The test was published in 1960 by Sidney Siegel and John Wilder Tukey in the Journal of the American Statistical Association, in the article "A Nonparametric Sum of Ranks Procedure for Relative Spread in Unpaired Samples."

== Principle ==
The principle is based on the following idea:

Suppose there are two groups A and B with n observations for the first group and m observations for the second (so there are N = n + m total observations). If all N observations are arranged in ascending order, it can be expected that the values of the two groups will be mixed or sorted randomly, if there are no differences between the two groups (following the null hypothesis H_{0}). This would mean that among the ranks of extreme (high and low) scores, there would be similar values from Group A and Group B.

If, say, Group A were more inclined to extreme values (the alternative hypothesis H_{1}), then there will be a higher proportion of observations from group A with low or high values, and a reduced proportion of values at the center.

- Hypothesis H_{0}: σ^{2}_{A} = σ^{2}_{B} & Me_{A} = Me_{B} (where σ^{2} and Me are the variance and the median, respectively)
- Hypothesis H_{1}: σ^{2}_{A} > σ^{2}_{B}

== Method ==
Two groups, A and B, produce the following values (already sorted in ascending order):

 A: 33 62 84 85 88 93 97 B: 4 16 48 51 66 98

By combining the groups, a group of 13 entries is obtained.
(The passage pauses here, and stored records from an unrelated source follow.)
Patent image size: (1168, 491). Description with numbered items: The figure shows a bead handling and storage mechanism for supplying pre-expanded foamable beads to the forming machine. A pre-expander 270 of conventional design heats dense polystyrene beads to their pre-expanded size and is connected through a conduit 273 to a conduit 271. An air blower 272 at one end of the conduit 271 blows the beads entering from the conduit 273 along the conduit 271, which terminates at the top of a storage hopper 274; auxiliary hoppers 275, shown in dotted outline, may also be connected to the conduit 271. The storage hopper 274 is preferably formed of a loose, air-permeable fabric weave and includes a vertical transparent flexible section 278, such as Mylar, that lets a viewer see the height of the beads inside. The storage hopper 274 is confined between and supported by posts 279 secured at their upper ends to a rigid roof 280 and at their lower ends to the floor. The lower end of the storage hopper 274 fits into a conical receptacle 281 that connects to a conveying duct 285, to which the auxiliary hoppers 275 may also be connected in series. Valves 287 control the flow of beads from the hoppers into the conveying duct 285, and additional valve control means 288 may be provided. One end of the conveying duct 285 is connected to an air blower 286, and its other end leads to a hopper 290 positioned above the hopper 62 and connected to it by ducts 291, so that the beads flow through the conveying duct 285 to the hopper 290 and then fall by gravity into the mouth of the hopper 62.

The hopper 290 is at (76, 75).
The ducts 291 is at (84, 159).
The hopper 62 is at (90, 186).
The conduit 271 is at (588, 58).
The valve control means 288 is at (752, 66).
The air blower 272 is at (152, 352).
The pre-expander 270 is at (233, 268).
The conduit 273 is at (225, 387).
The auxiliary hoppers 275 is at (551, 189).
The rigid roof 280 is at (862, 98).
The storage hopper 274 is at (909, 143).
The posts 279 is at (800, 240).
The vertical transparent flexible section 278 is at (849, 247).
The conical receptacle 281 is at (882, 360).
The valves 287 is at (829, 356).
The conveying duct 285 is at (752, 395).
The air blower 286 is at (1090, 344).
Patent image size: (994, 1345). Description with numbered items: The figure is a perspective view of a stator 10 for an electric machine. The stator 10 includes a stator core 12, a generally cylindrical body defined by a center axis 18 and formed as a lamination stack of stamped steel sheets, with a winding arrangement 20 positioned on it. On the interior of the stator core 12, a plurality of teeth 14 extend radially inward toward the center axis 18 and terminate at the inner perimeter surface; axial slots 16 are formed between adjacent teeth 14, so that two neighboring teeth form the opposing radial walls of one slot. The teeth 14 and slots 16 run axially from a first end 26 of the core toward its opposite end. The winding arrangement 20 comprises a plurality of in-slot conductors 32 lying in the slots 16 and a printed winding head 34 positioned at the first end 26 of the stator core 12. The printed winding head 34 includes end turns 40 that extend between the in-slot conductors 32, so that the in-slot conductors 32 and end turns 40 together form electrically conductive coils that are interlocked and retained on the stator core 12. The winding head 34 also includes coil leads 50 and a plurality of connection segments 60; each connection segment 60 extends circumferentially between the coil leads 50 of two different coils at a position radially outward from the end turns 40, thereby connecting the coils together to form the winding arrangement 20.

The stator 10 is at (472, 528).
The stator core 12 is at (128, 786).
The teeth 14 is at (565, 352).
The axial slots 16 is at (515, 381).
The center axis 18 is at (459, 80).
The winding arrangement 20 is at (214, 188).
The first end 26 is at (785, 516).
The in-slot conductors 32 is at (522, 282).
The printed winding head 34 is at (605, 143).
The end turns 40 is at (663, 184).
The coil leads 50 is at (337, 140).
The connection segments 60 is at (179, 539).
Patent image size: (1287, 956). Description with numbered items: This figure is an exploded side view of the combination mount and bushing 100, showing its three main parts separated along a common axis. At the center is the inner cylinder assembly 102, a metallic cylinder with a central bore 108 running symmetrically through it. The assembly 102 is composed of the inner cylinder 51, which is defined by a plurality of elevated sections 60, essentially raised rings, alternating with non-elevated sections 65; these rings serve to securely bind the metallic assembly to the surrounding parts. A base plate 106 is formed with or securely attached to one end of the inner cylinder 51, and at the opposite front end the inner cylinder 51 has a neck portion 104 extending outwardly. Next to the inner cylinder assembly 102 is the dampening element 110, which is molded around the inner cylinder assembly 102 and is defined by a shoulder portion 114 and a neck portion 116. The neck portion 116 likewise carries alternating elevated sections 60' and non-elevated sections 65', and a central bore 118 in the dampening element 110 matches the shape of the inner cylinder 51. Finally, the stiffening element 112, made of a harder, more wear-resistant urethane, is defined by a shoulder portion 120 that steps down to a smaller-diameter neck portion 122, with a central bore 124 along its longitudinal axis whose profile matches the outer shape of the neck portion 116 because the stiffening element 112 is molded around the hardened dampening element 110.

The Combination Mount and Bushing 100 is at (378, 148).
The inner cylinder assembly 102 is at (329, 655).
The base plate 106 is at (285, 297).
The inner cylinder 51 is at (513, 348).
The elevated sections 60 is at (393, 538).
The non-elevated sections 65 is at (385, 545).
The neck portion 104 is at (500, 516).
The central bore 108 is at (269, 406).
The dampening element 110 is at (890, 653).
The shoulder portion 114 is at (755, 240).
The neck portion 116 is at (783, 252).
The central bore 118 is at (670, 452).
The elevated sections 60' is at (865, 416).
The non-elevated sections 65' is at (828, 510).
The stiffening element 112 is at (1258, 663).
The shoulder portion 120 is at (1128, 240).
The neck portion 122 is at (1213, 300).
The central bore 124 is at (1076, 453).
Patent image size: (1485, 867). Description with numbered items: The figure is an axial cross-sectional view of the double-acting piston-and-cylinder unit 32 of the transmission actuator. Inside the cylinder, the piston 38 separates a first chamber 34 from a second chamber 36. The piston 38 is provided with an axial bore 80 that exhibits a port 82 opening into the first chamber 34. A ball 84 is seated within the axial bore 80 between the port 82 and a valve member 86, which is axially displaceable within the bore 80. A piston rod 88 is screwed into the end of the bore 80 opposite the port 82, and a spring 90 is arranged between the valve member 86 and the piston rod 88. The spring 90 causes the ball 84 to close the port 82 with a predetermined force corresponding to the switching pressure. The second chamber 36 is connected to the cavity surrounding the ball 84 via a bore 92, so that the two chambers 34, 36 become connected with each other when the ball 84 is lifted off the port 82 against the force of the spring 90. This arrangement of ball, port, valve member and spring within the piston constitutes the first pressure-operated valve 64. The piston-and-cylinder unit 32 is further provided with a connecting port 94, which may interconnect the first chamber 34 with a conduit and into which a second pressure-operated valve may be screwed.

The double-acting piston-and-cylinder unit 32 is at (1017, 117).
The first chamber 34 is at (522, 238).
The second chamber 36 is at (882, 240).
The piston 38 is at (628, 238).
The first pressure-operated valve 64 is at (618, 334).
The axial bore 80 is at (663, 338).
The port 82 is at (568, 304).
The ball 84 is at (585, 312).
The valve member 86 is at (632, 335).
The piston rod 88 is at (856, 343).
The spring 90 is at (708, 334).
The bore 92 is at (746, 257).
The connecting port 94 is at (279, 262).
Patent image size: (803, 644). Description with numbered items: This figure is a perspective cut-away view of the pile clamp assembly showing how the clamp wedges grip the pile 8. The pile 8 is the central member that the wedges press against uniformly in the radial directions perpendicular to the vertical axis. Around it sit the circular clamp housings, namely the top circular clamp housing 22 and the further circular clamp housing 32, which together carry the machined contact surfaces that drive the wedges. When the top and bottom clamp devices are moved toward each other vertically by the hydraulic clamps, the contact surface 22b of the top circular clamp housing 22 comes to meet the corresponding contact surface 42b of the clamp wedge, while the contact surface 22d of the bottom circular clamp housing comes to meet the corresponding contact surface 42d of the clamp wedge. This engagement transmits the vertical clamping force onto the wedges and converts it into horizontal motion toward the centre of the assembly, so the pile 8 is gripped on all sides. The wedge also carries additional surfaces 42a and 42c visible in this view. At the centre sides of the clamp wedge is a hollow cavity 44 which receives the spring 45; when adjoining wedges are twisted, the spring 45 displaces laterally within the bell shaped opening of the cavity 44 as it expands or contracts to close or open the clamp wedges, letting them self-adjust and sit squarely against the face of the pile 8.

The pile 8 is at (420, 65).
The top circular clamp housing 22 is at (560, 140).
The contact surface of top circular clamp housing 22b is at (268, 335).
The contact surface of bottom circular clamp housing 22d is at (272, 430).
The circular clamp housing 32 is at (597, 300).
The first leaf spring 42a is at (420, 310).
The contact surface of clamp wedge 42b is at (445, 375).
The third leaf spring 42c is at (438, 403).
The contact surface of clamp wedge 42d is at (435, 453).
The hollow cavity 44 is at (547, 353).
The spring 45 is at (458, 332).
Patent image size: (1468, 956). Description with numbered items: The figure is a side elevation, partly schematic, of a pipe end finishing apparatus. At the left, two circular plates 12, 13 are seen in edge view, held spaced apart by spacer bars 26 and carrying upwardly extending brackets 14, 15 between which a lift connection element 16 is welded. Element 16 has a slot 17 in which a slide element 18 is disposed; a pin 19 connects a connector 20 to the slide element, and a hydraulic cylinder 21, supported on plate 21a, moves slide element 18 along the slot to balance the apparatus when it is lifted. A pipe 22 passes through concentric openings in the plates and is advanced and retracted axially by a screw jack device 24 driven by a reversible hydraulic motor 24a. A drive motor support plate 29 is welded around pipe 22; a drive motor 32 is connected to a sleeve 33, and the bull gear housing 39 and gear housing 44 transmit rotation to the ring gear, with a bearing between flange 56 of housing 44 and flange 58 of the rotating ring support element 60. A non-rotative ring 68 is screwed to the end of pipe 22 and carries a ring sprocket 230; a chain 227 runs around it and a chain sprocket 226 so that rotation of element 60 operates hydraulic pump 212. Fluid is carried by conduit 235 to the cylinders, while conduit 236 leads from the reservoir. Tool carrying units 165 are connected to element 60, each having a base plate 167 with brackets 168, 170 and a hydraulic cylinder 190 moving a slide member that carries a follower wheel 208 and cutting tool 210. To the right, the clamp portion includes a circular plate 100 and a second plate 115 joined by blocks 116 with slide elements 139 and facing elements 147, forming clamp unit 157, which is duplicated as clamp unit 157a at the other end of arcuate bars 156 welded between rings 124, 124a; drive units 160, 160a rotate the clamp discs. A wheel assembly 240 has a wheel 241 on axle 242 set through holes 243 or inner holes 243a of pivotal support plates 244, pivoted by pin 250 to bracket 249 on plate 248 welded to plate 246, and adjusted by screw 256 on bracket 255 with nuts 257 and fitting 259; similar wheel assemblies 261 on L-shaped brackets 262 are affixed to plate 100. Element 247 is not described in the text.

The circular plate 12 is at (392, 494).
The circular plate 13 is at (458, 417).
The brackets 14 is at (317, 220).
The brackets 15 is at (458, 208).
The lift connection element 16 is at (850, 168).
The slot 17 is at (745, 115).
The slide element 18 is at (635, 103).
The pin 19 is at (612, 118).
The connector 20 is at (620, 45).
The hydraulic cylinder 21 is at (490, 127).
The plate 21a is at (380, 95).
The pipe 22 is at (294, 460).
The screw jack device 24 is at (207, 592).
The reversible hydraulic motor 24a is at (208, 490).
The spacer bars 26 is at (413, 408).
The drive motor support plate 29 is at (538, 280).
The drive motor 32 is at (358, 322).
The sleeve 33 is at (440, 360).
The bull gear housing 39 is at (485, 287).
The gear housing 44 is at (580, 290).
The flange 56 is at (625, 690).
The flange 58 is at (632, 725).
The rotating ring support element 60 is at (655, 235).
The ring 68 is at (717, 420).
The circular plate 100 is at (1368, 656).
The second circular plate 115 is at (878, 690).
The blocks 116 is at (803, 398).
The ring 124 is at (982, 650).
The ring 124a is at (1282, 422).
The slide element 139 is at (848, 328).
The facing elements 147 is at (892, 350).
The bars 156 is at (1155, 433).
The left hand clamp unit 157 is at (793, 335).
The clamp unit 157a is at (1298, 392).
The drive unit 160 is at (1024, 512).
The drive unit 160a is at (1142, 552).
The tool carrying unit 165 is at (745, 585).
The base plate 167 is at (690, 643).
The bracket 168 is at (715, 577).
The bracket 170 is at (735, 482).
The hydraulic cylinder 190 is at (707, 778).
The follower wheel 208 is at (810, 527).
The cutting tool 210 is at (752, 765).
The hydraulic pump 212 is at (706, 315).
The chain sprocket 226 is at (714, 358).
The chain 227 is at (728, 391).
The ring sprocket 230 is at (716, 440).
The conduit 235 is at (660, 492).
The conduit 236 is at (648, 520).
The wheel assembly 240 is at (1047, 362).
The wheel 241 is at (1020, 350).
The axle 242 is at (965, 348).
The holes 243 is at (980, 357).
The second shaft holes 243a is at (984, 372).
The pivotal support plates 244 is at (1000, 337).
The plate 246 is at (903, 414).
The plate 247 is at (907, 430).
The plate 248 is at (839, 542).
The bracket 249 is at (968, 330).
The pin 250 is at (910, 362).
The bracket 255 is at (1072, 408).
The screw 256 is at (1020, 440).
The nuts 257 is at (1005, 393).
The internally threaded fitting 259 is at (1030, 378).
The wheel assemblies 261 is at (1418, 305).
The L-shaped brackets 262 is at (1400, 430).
The ranking is done by alternate extremes (rank 1 is lowest, 2 and 3 are the two highest, 4 and 5 are the two next lowest, etc.).

| Group: | B | B | A | B | B | A | B | A | A | A | A | A | B | (source of value) |
| Value: | 4 | 16 | 33 | 48 | 51 | 62 | 66 | 84 | 85 | 88 | 93 | 97 | 98 | (sorted) |
| Rank: | 1 | 4 | 5 | 8 | 9 | 12 | 13 | 11 | 10 | 7 | 6 | 3 | 2 | (alternate extremes) |

The sum of the ranks within each W group:

 W_{A} = 5 + 12 + 11 + 10 + 7 + 6 + 3 = 54
 W_{B} = 1 + 4 + 8 + 9 + 13 + 2 = 37

If the null hypothesis is true, it is expected that the average ranks of the two groups will be similar.

If one of the two groups is more dispersed its ranks will be lower, as extreme values receive lower ranks, while the other group will receive more of the high scores assigned to the center. To test the difference between groups for significance a Wilcoxon rank sum test is used, which also justifies the notation W_{A} and W_{B} in calculating the rank sums.

From the rank sums the U statistics are calculated by subtracting off the minimum possible score, n(n + 1)/2 for each group:

 U_{A} = 54 − 7(8)/2 = 26
 U_{B} = 37 − 6(7)/2 = 16

According to $H_0$ the minimum of these two values is distributed according to a Wilcoxon rank-sum distribution with parameters given by the two group sizes:

$\min(U_A,U_B) \sim \text{Wilcoxon}(m,n) \!$

Which allows the calculation of a p-value for this test according to the following formula:

$p = \Pr\left[X \le \min(U_A,U_B) \right] \,\!$
$X \sim \text{Wilcoxon}(m,n)\,\!$

a table of the Wilcoxon rank-sum distribution can be used to find the statistical significance of the results (see Mann–Whitney_U_test for more explanations on these tables).

For the example data, with groups of sizes m=6 and n=7 the p-value is:

$p=\Pr\left[x \le 16 \right] = 0.2669.\,\!$

indicating little or no reason to reject the null hypothesis that the dispersion of the two groups is the same.